Mayo selector Seán Carey says the county’s number of All-Ireland final appearances is the envy of the vast majority of counties, writes John Fogarty.
Tomorrow week, they will attempt to win a decider at the eighth time of asking since their last success in 1951 but Carey believes their consistency in making September dates makes impressive reading.
“I think, to be honest, since Mayo have come back into public consciousness in ’96, there’s 20 years where we’ve been there or thereabouts every couple of years. There’s always pressure but it’s a pressure that I think every other county would take. That you’re there at the top table and you’re competing and your reputation is as a county that achieves and is competitive over that 20-year period.
“So, I’d say that there is pressure but it’s a pressure that 27, 28 other counties would gladly take in that time frame if they could have the kind of… maybe not actually winning it, but being competitive, consistently competitive over that 20 years.”
Mayo have been the “kingmakers” since 2012, losing to the would-be champions on each occasion. Carey sees merit in that record. “I think the only thing you can take out of that is the excellence of the group of Mayo players. Some people might look at that differently; I would say that’s a sign of the potential these players have.
“You could look at that in a lot of different ways but the fact that it has taken the eventual winners to make us exit the championship, I think there’s something very positive about that. Okay, you could wallow in that but the truth is that it’s a sign that this group of players are excellent and really, really good at what they do. There’s very, very small margins between us and what we want to achieve.”
Of Mayo’s six defeats since 2011, the biggest margin has been seven points – last year’s semi-final replay loss to Dublin. Next to that, it’s four points. “They haven’t been beaten heavily,” says Carey. “They’ve been there or thereabouts. The teams that have made them exit in the last couple of years are the teams that have gone on to claim it.”

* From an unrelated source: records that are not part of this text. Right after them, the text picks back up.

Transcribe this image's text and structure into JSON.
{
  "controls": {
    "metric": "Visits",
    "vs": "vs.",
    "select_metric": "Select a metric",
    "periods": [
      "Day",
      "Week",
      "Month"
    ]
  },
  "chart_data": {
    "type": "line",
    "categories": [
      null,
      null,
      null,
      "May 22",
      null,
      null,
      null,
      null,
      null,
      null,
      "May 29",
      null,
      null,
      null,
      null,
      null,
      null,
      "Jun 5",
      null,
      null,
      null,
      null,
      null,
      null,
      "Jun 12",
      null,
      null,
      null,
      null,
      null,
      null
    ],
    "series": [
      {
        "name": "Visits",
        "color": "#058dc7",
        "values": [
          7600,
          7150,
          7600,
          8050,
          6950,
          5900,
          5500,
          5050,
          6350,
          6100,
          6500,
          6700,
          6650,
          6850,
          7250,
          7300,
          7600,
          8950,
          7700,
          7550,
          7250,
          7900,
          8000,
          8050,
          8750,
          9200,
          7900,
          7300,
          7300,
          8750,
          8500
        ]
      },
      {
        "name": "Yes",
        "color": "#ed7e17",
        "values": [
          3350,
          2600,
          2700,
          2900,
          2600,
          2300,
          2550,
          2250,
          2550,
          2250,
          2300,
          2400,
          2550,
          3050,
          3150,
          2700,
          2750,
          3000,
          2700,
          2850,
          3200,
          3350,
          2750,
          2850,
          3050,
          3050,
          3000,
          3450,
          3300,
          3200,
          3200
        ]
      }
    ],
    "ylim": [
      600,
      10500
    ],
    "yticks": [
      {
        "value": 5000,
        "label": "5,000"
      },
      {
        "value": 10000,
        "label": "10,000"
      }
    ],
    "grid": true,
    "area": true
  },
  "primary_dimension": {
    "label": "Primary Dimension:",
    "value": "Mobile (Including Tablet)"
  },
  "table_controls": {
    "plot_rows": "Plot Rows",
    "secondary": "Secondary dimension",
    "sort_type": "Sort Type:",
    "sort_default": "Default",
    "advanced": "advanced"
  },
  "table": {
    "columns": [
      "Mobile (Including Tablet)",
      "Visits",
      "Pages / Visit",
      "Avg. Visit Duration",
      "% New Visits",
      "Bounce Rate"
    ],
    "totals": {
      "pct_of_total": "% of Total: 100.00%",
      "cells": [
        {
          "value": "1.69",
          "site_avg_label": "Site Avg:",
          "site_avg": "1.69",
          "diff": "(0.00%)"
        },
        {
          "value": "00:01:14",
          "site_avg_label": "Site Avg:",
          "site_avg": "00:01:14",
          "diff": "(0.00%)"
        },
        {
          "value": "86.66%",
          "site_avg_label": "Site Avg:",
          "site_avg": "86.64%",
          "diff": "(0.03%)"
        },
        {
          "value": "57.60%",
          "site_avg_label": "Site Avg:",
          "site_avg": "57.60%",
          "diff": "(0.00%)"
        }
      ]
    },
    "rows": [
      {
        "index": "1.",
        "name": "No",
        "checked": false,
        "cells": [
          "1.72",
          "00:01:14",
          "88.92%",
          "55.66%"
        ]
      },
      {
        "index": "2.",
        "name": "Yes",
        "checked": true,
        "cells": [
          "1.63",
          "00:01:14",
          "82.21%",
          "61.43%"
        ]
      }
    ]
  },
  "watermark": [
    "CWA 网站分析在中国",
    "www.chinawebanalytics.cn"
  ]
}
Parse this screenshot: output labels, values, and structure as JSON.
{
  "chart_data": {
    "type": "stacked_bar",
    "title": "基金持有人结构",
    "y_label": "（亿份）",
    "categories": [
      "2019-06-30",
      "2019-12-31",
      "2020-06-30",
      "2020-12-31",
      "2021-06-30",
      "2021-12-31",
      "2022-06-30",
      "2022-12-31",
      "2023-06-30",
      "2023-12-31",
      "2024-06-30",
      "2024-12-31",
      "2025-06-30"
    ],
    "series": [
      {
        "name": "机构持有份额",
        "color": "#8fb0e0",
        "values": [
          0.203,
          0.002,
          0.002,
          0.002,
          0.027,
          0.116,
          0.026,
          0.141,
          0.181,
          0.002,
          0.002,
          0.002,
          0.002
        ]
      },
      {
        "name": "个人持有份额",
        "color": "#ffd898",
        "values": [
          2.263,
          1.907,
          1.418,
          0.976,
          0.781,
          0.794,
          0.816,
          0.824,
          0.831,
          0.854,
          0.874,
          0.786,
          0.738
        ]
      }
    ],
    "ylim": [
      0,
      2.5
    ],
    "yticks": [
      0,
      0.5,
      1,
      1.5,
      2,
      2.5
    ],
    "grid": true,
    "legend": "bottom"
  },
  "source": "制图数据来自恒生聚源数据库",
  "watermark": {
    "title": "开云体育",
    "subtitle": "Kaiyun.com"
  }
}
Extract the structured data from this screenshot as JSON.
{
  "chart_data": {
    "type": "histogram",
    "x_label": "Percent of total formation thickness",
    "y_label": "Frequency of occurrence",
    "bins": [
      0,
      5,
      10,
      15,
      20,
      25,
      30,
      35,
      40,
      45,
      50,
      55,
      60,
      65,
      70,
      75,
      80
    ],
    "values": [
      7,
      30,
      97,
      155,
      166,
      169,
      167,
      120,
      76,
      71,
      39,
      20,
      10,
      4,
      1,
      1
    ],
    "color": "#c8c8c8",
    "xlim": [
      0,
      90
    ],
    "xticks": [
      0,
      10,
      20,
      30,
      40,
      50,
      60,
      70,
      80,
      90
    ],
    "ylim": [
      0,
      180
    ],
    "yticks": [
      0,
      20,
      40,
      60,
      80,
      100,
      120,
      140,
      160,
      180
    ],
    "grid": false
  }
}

Carey wouldn’t say the job Stephen Rochford’s management team were presented with this year was low maintenance but then it wasn’t brain surgery either. “I would have been at all of those big games in the last five or six years and I think anybody who follows football would realise that Mayo have been really, really competitive and that they’ve been knocked out by the eventual winners each time.
“So I don’t think anybody out there can think that there was a massive reconstructive thing that was needed. These guys are seriously committed athletes and they know what they’re doing. There’s a lot of talent there and I think they believe they can win it and, leaving Croke Park last year, I believed that they could still win it and I believe now that they can win it.”